A Bright Side to the Dark Web
The dark web typically conjures up thoughts of criminal activity. While there are undoubtedly unsavory characters leveraging the darknet for illegal pursuits, there are also virtuous uses of the “hidden internet.”
As reported, per data from blockchain analytics provider Chainalysis, over USD 600 million worth of bitcoin (BTC) moved on darknet markets in Q4 of 2019. (However, the darknet still accounts for less than 1% of all BTC transactions.)
In this article, we will highlight the bright side of the dark web and discuss instances where it has played a role in making positive change.
In the last decade, there have been several high-profile whistleblowers who have exposed criminal actions by governments, such as spying on their own citizens. While whistleblowers have played pivotal roles in exposing the crimes of governments, they typically do so at great risk.
For example, in June 2013, The Guardian published an explosive article revealing that the American government, through the National Security Agency (NSA), had been spying on its citizens by accessing records pertaining to their phone calls. At the time, the data was said to be from an anonymous informer. However, former government contractor, Edward Snowden, eventually outed himself as the source of the leak.
Laura Poitras, the journalist who Snowden reached out to in order to share the information with the public, credits Tor, the infamous dark web browser, as one of the main tools which made the entire endeavor possible. In a Reddit AMA, she stated:
"It would have been impossible for us to work on the NSA stories and make "Citizenfour" without many encryption tools that allowed us to communicate more securely. In fact, in the credits, we thank several free software projects for making it all possible. It's definitely important that we support these tools so the creators can make them easier to use. They are incredibly underfunded for how important they are. You can donate to Tails, Tor and a few other projects at the Freedom of the Press Foundation."
Additionally, In 2015, President Obama signed an Executive Order barring donations to people or parties that may affect national security. The loose wording of the Order led to beliefs that it applied to whistleblowers like Snowden.
In response, people began to donate to ‘The Snowden Defence Fund’ in bitcoin, exceeding any amount previously donated to the fund over a similar period of time. WikiLeaks also accepts donations in bitcoin and anonymous submissions over Tor.
Resisting repressive regimes
While the dark web is considered to be a playground for shadowy figures peddling illegal wares, a University of Surrey research paper found that “only” 60% of websites on the dark web were of an illegal nature.

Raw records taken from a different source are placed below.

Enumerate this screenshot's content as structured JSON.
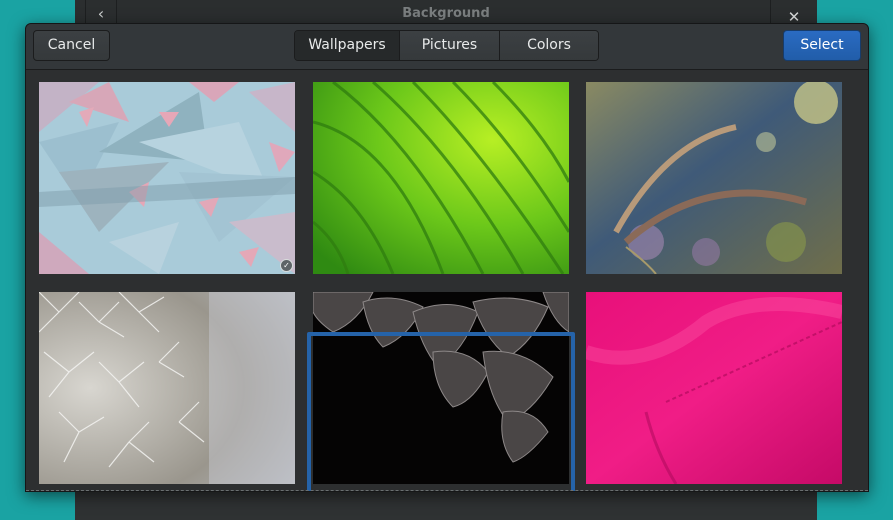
{
  "parent": {
    "title": "Background",
    "back_glyph": "‹",
    "close_glyph": "✕"
  },
  "header": {
    "cancel_label": "Cancel",
    "select_label": "Select",
    "tabs": [
      {
        "label": "Wallpapers",
        "active": true
      },
      {
        "label": "Pictures",
        "active": false
      },
      {
        "label": "Colors",
        "active": false
      }
    ]
  },
  "wallpapers": [
    {
      "name": "pastel-polygons",
      "selected": false,
      "current": true
    },
    {
      "name": "green-leaf",
      "selected": false,
      "current": false
    },
    {
      "name": "grass-seedheads",
      "selected": false,
      "current": false
    },
    {
      "name": "dandelion",
      "selected": false,
      "current": false
    },
    {
      "name": "dark-leaves",
      "selected": true,
      "current": false
    },
    {
      "name": "pink-fabric",
      "selected": false,
      "current": false
    }
  ],
  "colors": {
    "accent": "#215da9",
    "desktop": "#1aa3a3"
  }
}
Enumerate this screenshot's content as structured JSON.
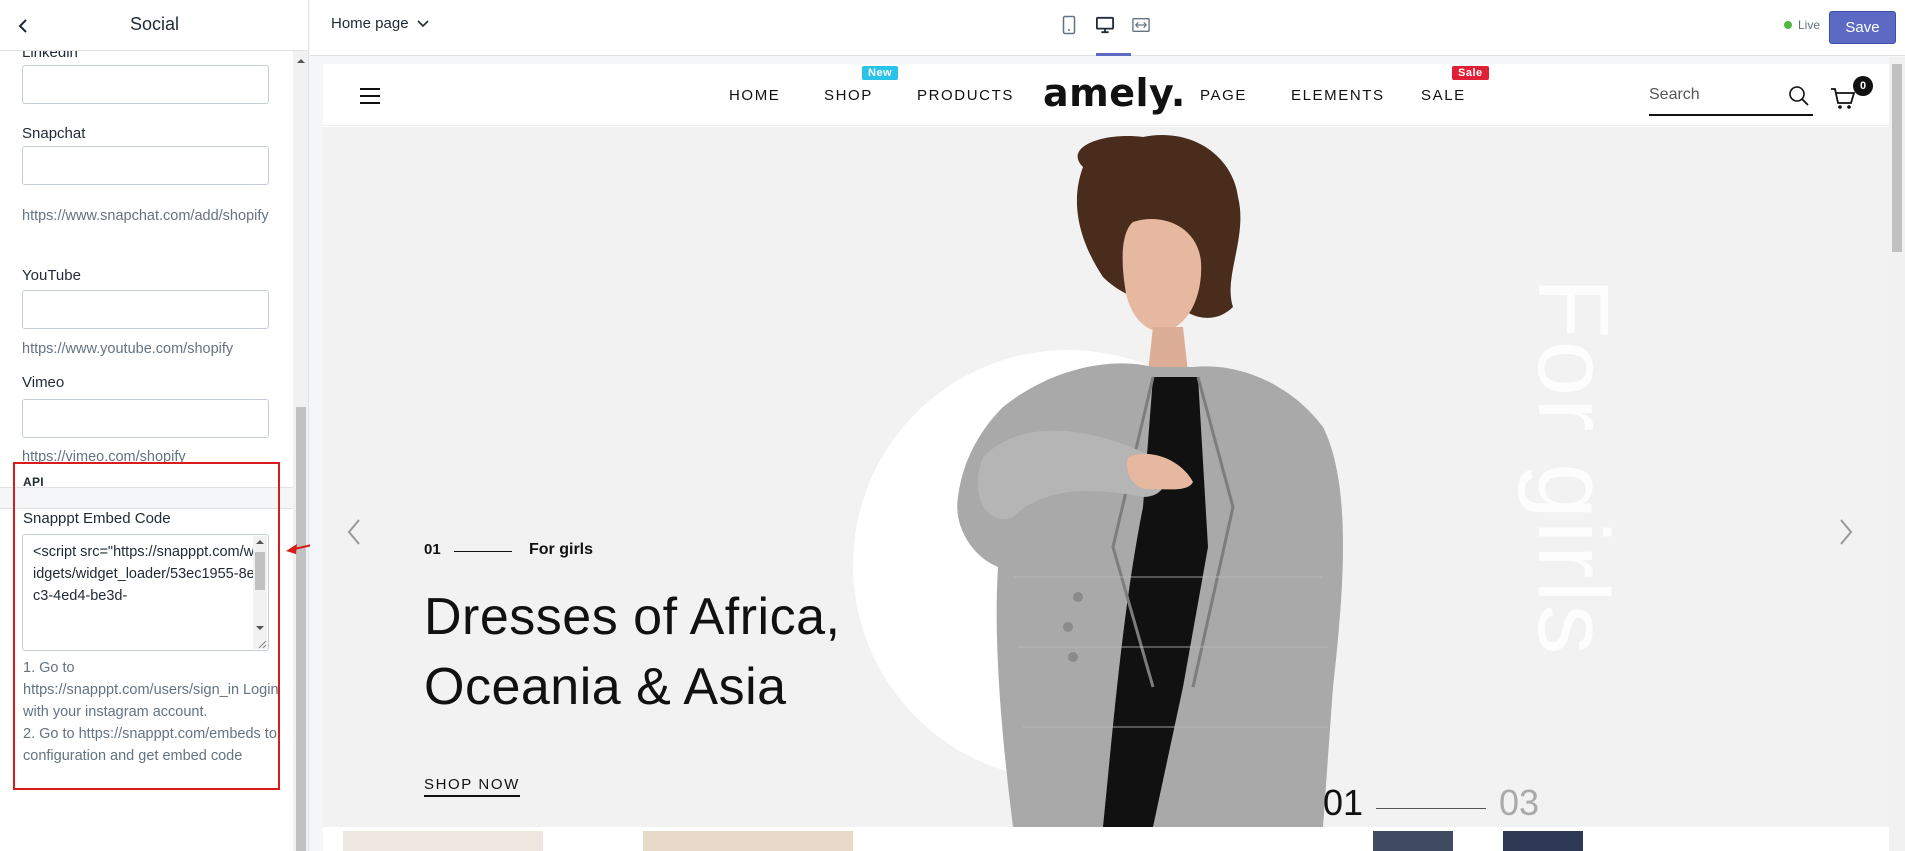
{
  "sidebar": {
    "title": "Social",
    "fields": [
      {
        "label": "Linkedin",
        "value": "",
        "help": ""
      },
      {
        "label": "Snapchat",
        "value": "",
        "help": "https://www.snapchat.com/add/shopify"
      },
      {
        "label": "YouTube",
        "value": "",
        "help": "https://www.youtube.com/shopify"
      },
      {
        "label": "Vimeo",
        "value": "",
        "help": "https://vimeo.com/shopify"
      }
    ],
    "api": {
      "heading": "API",
      "embed_label": "Snapppt Embed Code",
      "embed_value": "<script src=\"https://snapppt.com/widgets/widget_loader/53ec1955-8ec3-4ed4-be3d-",
      "help_lines": [
        "1. Go to https://snapppt.com/users/sign_in Login with your instagram account.",
        "2. Go to https://snapppt.com/embeds to configuration and get embed code"
      ]
    }
  },
  "topbar": {
    "page_selector": "Home page",
    "status": "Live",
    "save_label": "Save",
    "device_icons": [
      "mobile-icon",
      "desktop-icon",
      "fullscreen-icon"
    ]
  },
  "store": {
    "nav": [
      {
        "label": "HOME"
      },
      {
        "label": "SHOP",
        "badge": "New",
        "badge_color": "#27c3e8"
      },
      {
        "label": "PRODUCTS"
      },
      {
        "label": "PAGE"
      },
      {
        "label": "ELEMENTS"
      },
      {
        "label": "SALE",
        "badge": "Sale",
        "badge_color": "#e01f36"
      }
    ],
    "logo": "amely.",
    "search_placeholder": "Search",
    "cart_count": "0",
    "hero": {
      "slide_number": "01",
      "tag": "For girls",
      "title": "Dresses of Africa, Oceania & Asia",
      "cta": "SHOP NOW",
      "vertical_text": "For girls",
      "pager_current": "01",
      "pager_total": "03"
    }
  },
  "colors": {
    "accent": "#5c6ac4",
    "highlight_box": "#d81b1b",
    "live_dot": "#50b83c"
  }
}
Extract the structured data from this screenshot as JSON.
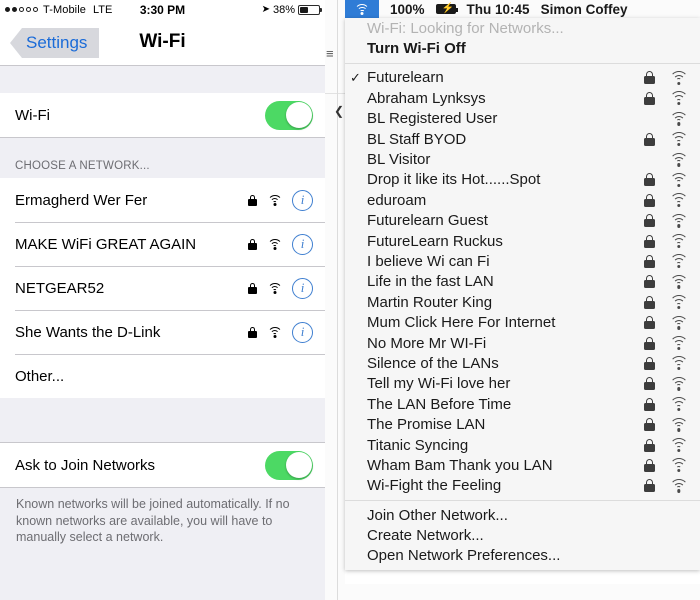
{
  "ios": {
    "status_bar": {
      "signal_filled": 2,
      "signal_total": 5,
      "carrier": "T-Mobile",
      "network_type": "LTE",
      "time": "3:30 PM",
      "location_icon": "location-arrow-icon",
      "battery_percent": "38%",
      "battery_level": 38
    },
    "nav": {
      "back_label": "Settings",
      "title": "Wi-Fi"
    },
    "wifi_row": {
      "label": "Wi-Fi",
      "toggle_on": true
    },
    "choose_header": "CHOOSE A NETWORK...",
    "networks": [
      {
        "name": "Ermagherd Wer Fer",
        "locked": true
      },
      {
        "name": "MAKE WiFi GREAT AGAIN",
        "locked": true
      },
      {
        "name": "NETGEAR52",
        "locked": true
      },
      {
        "name": "She Wants the D-Link",
        "locked": true
      }
    ],
    "other_label": "Other...",
    "ask_row": {
      "label": "Ask to Join Networks",
      "toggle_on": true
    },
    "footnote": "Known networks will be joined automatically. If no known networks are available, you will have to manually select a network."
  },
  "mac": {
    "menu_bar": {
      "wifi_icon": "wifi-icon",
      "battery_percent": "100%",
      "battery_icon": "battery-charging-icon",
      "date_time": "Thu 10:45",
      "user_name": "Simon Coffey"
    },
    "menu": {
      "status_label": "Wi-Fi: Looking for Networks...",
      "toggle_label": "Turn Wi-Fi Off",
      "networks": [
        {
          "name": "Futurelearn",
          "locked": true,
          "connected": true
        },
        {
          "name": "Abraham Lynksys",
          "locked": true,
          "connected": false
        },
        {
          "name": "BL Registered User",
          "locked": false,
          "connected": false
        },
        {
          "name": "BL Staff BYOD",
          "locked": true,
          "connected": false
        },
        {
          "name": "BL Visitor",
          "locked": false,
          "connected": false
        },
        {
          "name": "Drop it like its Hot......Spot",
          "locked": true,
          "connected": false
        },
        {
          "name": "eduroam",
          "locked": true,
          "connected": false
        },
        {
          "name": "Futurelearn Guest",
          "locked": true,
          "connected": false
        },
        {
          "name": "FutureLearn Ruckus",
          "locked": true,
          "connected": false
        },
        {
          "name": "I believe Wi can Fi",
          "locked": true,
          "connected": false
        },
        {
          "name": "Life in the fast LAN",
          "locked": true,
          "connected": false
        },
        {
          "name": "Martin Router King",
          "locked": true,
          "connected": false
        },
        {
          "name": "Mum Click Here For Internet",
          "locked": true,
          "connected": false
        },
        {
          "name": "No More Mr WI-Fi",
          "locked": true,
          "connected": false
        },
        {
          "name": "Silence of the LANs",
          "locked": true,
          "connected": false
        },
        {
          "name": "Tell my Wi-Fi love her",
          "locked": true,
          "connected": false
        },
        {
          "name": "The LAN Before Time",
          "locked": true,
          "connected": false
        },
        {
          "name": "The Promise LAN",
          "locked": true,
          "connected": false
        },
        {
          "name": "Titanic Syncing",
          "locked": true,
          "connected": false
        },
        {
          "name": "Wham Bam Thank you LAN",
          "locked": true,
          "connected": false
        },
        {
          "name": "Wi-Fight the Feeling",
          "locked": true,
          "connected": false
        }
      ],
      "actions": [
        "Join Other Network...",
        "Create Network...",
        "Open Network Preferences..."
      ]
    }
  },
  "colors": {
    "ios_toggle_green": "#4cd964",
    "ios_tint_blue": "#1a6bd8",
    "ios_group_bg": "#efeff4",
    "mac_menu_bg": "#f6f6f6",
    "mac_highlight_blue": "#2f7cd6"
  }
}
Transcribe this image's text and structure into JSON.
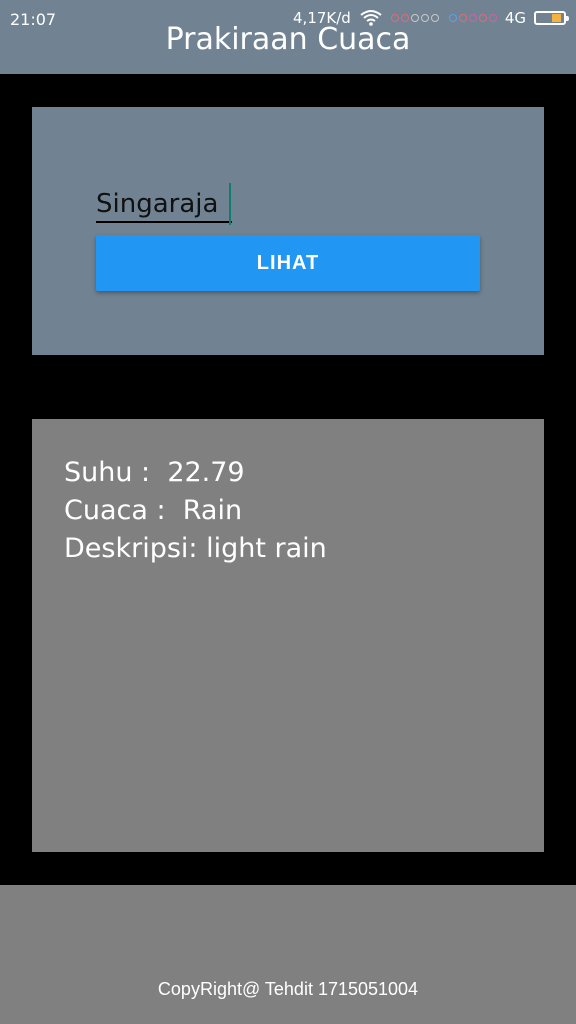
{
  "status_bar": {
    "time": "21:07",
    "speed": "4,17K/d",
    "network": "4G",
    "icons": [
      "wifi-icon",
      "signal-dots-icon",
      "battery-icon"
    ]
  },
  "app": {
    "title": "Prakiraan Cuaca"
  },
  "search": {
    "value": "Singaraja",
    "button_label": "LIHAT"
  },
  "weather": {
    "temp_line": "Suhu :  22.79",
    "condition_line": "Cuaca :  Rain",
    "description_line": "Deskripsi: light rain"
  },
  "footer": {
    "copyright": "CopyRight@ Tehdit 1715051004"
  },
  "colors": {
    "header": "#718393",
    "button": "#2196f3",
    "result_panel": "#808080",
    "background": "#000000"
  }
}
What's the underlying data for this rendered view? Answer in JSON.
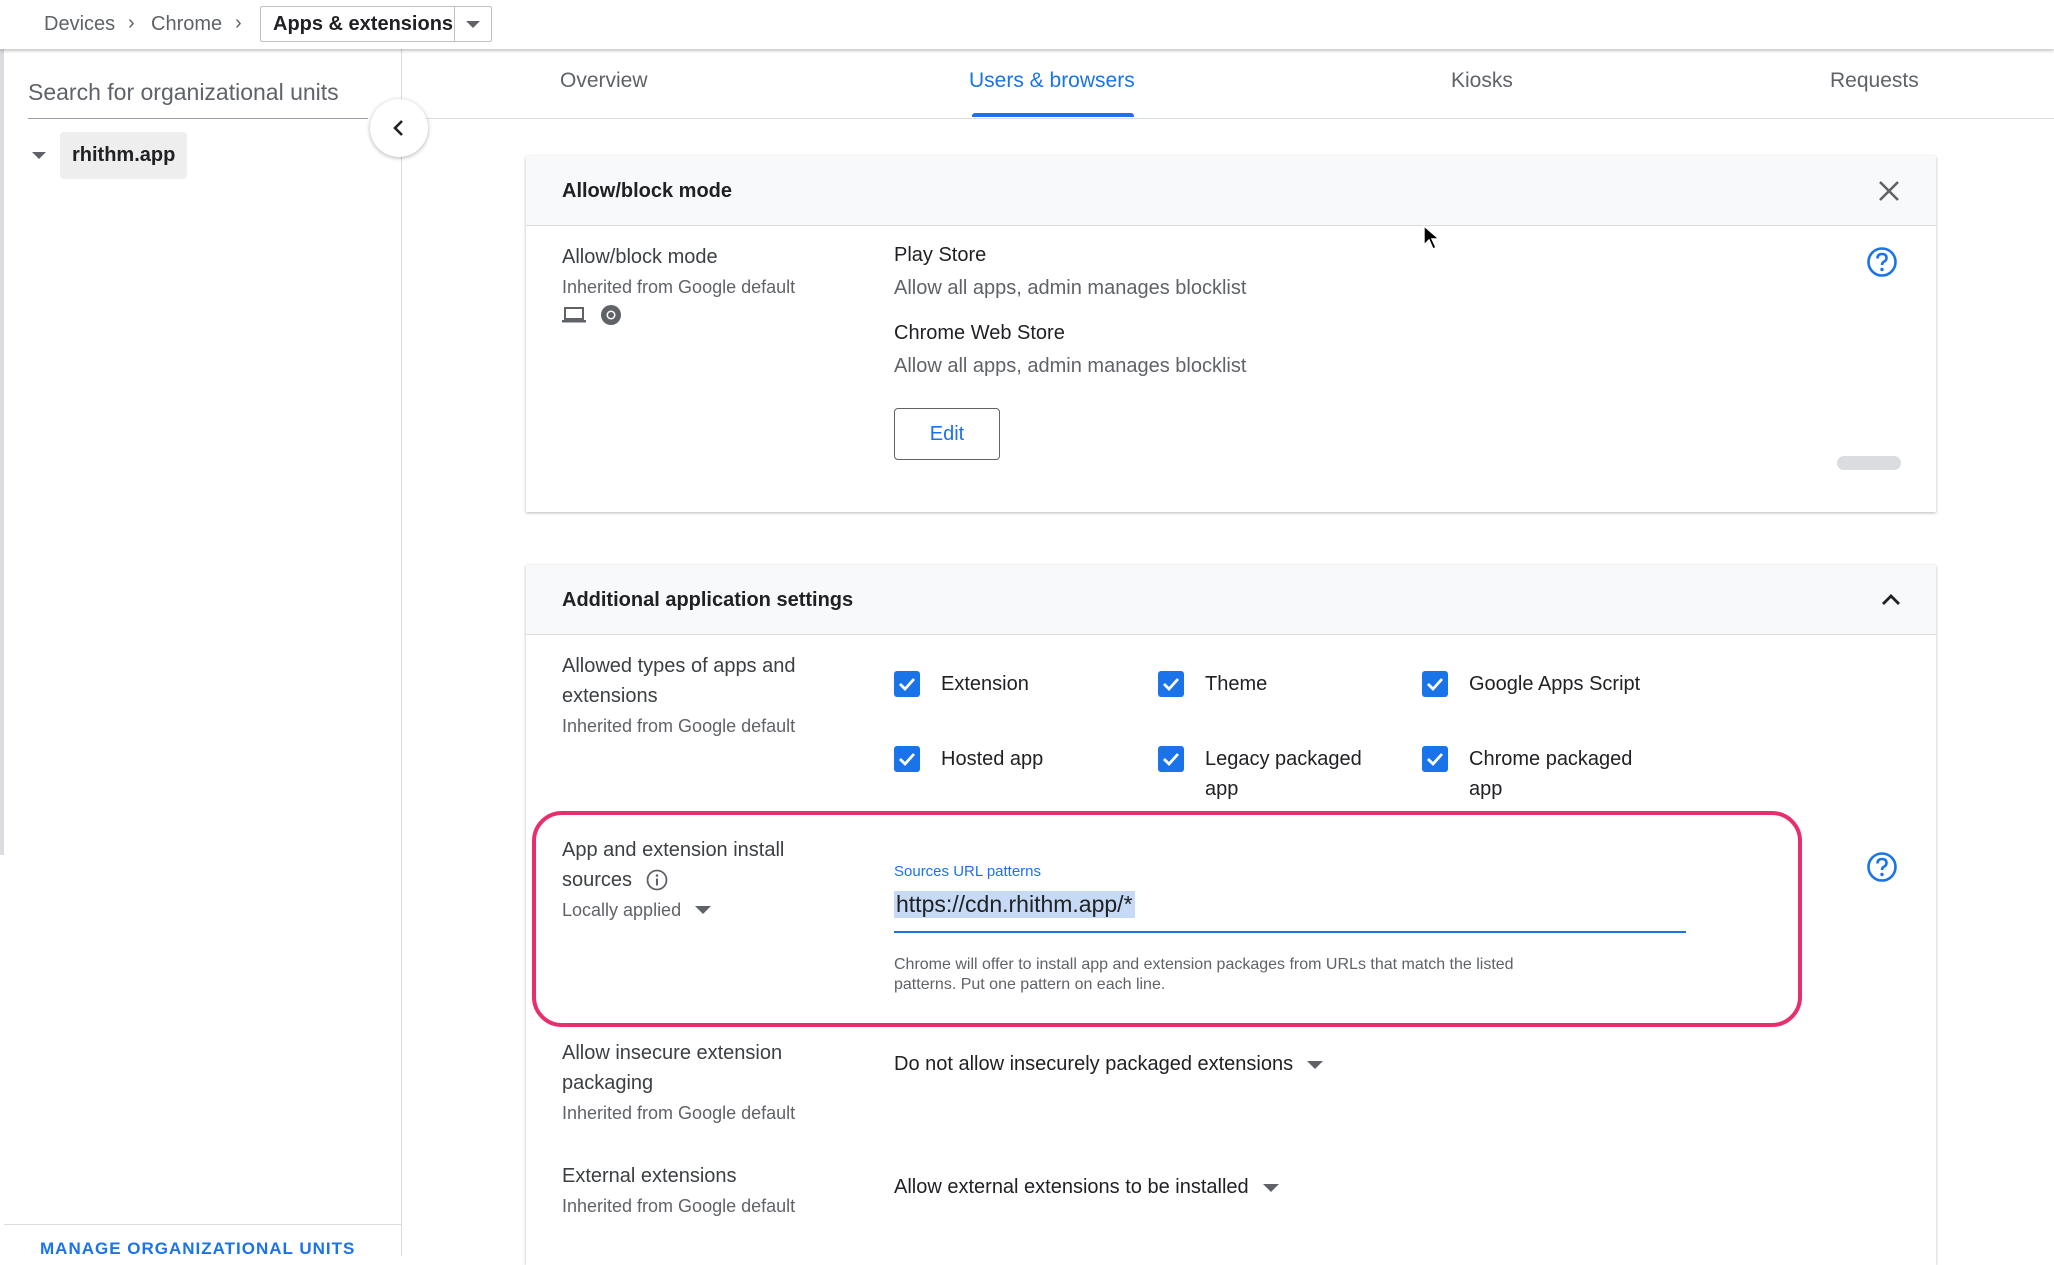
{
  "breadcrumb": {
    "items": [
      "Devices",
      "Chrome"
    ],
    "current": "Apps & extensions"
  },
  "sidebar": {
    "search_placeholder": "Search for organizational units",
    "org_unit": "rhithm.app",
    "manage_link": "MANAGE ORGANIZATIONAL UNITS"
  },
  "tabs": [
    {
      "label": "Overview",
      "active": false
    },
    {
      "label": "Users & browsers",
      "active": true
    },
    {
      "label": "Kiosks",
      "active": false
    },
    {
      "label": "Requests",
      "active": false
    }
  ],
  "allow_block_card": {
    "title": "Allow/block mode",
    "setting_name": "Allow/block mode",
    "setting_sub": "Inherited from Google default",
    "play_store_title": "Play Store",
    "play_store_value": "Allow all apps, admin manages blocklist",
    "web_store_title": "Chrome Web Store",
    "web_store_value": "Allow all apps, admin manages blocklist",
    "edit_label": "Edit"
  },
  "additional_card": {
    "title": "Additional application settings",
    "allowed_types": {
      "name_line1": "Allowed types of apps and",
      "name_line2": "extensions",
      "sub": "Inherited from Google default",
      "options": [
        {
          "label": "Extension",
          "checked": true
        },
        {
          "label": "Theme",
          "checked": true
        },
        {
          "label": "Google Apps Script",
          "checked": true
        },
        {
          "label": "Hosted app",
          "checked": true
        },
        {
          "label_line1": "Legacy packaged",
          "label_line2": "app",
          "checked": true
        },
        {
          "label_line1": "Chrome packaged",
          "label_line2": "app",
          "checked": true
        }
      ]
    },
    "install_sources": {
      "name_line1": "App and extension install",
      "name_line2": "sources",
      "sub": "Locally applied",
      "field_label": "Sources URL patterns",
      "field_value": "https://cdn.rhithm.app/*",
      "help_line1": "Chrome will offer to install app and extension packages from URLs that match the listed",
      "help_line2": "patterns. Put one pattern on each line."
    },
    "insecure_packaging": {
      "name_line1": "Allow insecure extension",
      "name_line2": "packaging",
      "sub": "Inherited from Google default",
      "value": "Do not allow insecurely packaged extensions"
    },
    "external_extensions": {
      "name": "External extensions",
      "sub": "Inherited from Google default",
      "value": "Allow external extensions to be installed"
    }
  },
  "colors": {
    "accent": "#1a73e8",
    "highlight": "#ea2d6b"
  }
}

The rest of the dark web is utilized by law-abiding citizens who simply want to protect their privacy. This is especially true in the case of citizens living in repressive regimes where there is significant censorship. Totalitarian regimes typically limit access to the internet by throttling the bandwidth or more severe blanket website restrictions and blockages.
Cindy Cohn, the executive director of US e-rights campaign group EFF, explained the connection between legitimate sites with dark web mirrors and censorship resistance saying:
“Facebook has a Tor instance for people in repressive regimes. We see Tor use go up whenever a dictatorship takes over or a coup occurs. Tibetans, United Arab Emirates, Tunisia, Egypt. The list goes on and on.”
The dark web, accessed through Tor, can be an invaluable tool for those seeking to counter repressive regimes and their machinations. For instance, grassroots efforts leading to the adoption of the Tor browser in Mauritania led to the government abandoning the filtering of websites in 2005.
Additionally, when the government of Venezuela began to impose internet restrictions, citizens took to Tor to communicate. While the government eventually banned access to Tor through the state-owned internet service provider, some citizens were able to leverage their access to crypto to hedge themselves from inflation, conserve the value of their assets, and provide themselves with some liquidity on an as-needed basis.
Solidarity during the COVID-19 pandemic?
"Darknet market revenue has fallen much more than we’d expect following bitcoin’s recent major price drop...Perhaps darknet market customers aren’t buying as many drugs given the public health crisis," the Chainalysis report explained.
This state of affairs is not unique to darknet marketplaces as businesses across the world are reporting significant dips in profit. However, given the lockdown effective in many areas of the world, people are not frequenting bars, clubs, pubs, festivals or other such social situations where drugs are typically consumed. Thus, people just likely don't have the need for drugs, which is one of the biggest revenue drivers for the darknet vendors.
Despite the marked fall in profits for darknet vendors, many seem to be standing in solidarity with the rest of the world. The cybersecurity firm Digital Shadows reveals that many of the actors on dark web marketplaces are echoing information found on the surface web in regards to staying safe and flattening the curve.
Additionally, some hackers are even rejecting calls for ideas through which they can exploit the general public during the pandemic. Digital Shadows states:
“As we’ve seen time and time again, cybercriminals will find ways to take advantage of people’s fears and uncertainties in the wake of major disasters and emergencies. However, the gravity of the COVID-19 pandemic has shown some benevolent reasoning has emerged on some platforms that are typically used for crime: Users urging others to avoid taking advantage of an already dire situation.”